0xe5e5e5e5e5e5e5e5 means already released/freed memory.
Please try latest nightly - there are two Wayland related fixes there (Bug 1662425 and Bug 1648872).
Thanks.

Comment 8

[Matt Fagnani]

(In reply to Martin Stránský [:stransky] from comment #7)

0xe5e5e5e5e5e5e5e5 means already released/freed memory.
Please try latest nightly - there are two Wayland related fixes there (Bug 1662425 and Bug 1648872).
Thanks.

I haven't seen a crash in segmentation fault was in wl_proxy_create_wrapper with 82.0a1 (2020-9-6) today. I've seen one crash in 82.0a1 (2020-9-5) and three crashes in 82.0a1 (2020-9-6) in update_buffers of the type I reported at https://bugzilla.mozilla.org/show_bug.cgi?id=1655120
while clicking on the toolbar buttons repeatedly.
https://crash-stats.mozilla.org/report/index/098418af-c1fe-4f3f-a1f3-2d6bd0200905
https://crash-stats.mozilla.org/report/index/2be51f13-1e6a-42f1-a4a8-75a9c0200906
https://crash-stats.mozilla.org/report/index/0632c844-f619-417f-8646-893190200906
https://crash-stats.mozilla.org/report/index/be0e663d-2010-4047-a362-d034b0200907
A crash happened with 82.0a1 (2020-9-6) when I selected the Bookmarks menu and I was scrolling down over the bookmarks folders. The crash reporter didn't appear after that crash, so no crash report was saved. The crash reporter hasn't usually been appearing after crashes involving the Bookmarks and Help menus. Should I report that as a different problem? Your patch for 1662425 in particular looks it could address these problems. I'll comment here again if I see a crash with this trace. Thanks.

Comment 9

[Matt Fagnani]

I haven't seen a segmentation fault in wl_proxy_create_wrapper with 82.0a1 (2020-9-6) today (is what I should've wrote).

Comment 10

[Asif Youssuff]

Just hit this on GNOME: bp-cbe4edb7-df75-4610-91d8-6bd1a0200907

Comment 12

[Matt Fagnani]

(In reply to Martin Stránský [:stransky] from comment #7)
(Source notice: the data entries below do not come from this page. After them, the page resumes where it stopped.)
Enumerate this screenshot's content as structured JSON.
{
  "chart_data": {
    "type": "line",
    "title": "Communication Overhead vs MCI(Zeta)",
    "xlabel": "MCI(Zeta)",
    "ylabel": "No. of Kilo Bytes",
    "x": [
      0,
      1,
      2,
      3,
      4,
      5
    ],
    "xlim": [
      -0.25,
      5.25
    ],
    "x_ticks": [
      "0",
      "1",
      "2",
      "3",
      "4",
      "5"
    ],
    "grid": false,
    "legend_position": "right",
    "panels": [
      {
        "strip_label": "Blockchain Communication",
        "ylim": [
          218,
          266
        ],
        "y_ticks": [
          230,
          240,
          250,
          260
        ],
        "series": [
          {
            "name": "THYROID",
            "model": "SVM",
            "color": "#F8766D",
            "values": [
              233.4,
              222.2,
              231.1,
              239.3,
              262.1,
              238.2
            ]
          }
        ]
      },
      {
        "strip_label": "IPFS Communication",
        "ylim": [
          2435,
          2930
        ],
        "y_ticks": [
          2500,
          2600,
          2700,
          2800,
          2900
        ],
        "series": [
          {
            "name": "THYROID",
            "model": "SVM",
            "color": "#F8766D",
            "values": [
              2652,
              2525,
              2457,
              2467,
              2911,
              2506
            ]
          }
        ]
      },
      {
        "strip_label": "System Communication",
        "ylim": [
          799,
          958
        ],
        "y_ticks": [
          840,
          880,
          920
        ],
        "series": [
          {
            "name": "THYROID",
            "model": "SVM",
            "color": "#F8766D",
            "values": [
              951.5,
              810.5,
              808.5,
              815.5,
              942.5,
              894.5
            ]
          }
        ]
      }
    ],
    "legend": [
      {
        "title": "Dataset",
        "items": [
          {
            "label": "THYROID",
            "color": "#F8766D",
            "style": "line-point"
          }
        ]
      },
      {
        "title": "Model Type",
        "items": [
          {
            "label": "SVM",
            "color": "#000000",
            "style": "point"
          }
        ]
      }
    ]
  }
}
0xe5e5e5e5e5e5e5e5 means already released/freed memory.
Please try latest nightly - there are two Wayland related fixes there (Bug 1662425 and Bug 1648872).
Thanks.

I opened Firefox 83.0a1 (2020-9-25) on Wayland with WebRender compositing enabled in Plasma 5.19.5 in Fedora 33 with mesa 20.2.0~rc4 and selected the Bookmarks menu > Bookmark This Page. A segmentation fault happened in the Renderer thread in wl_proxy_create_wrapper at wayland-client.c:2237 in libwayland-client-1.18.0-2.fc33.x86_64 with a trace like that I reported here. https://crash-stats.mozilla.org/report/index/584ff05a-3754-4329-8741-0f67f0200926

Comment 13

[Eduard Kachur]

More of this on latest beta: 17edae69-3da0-4e75-9f73-6e3ad0200930

Comment 14

[Martin Stránský [:stransky] (ni? me)]

This should be fixed now in latest nightly.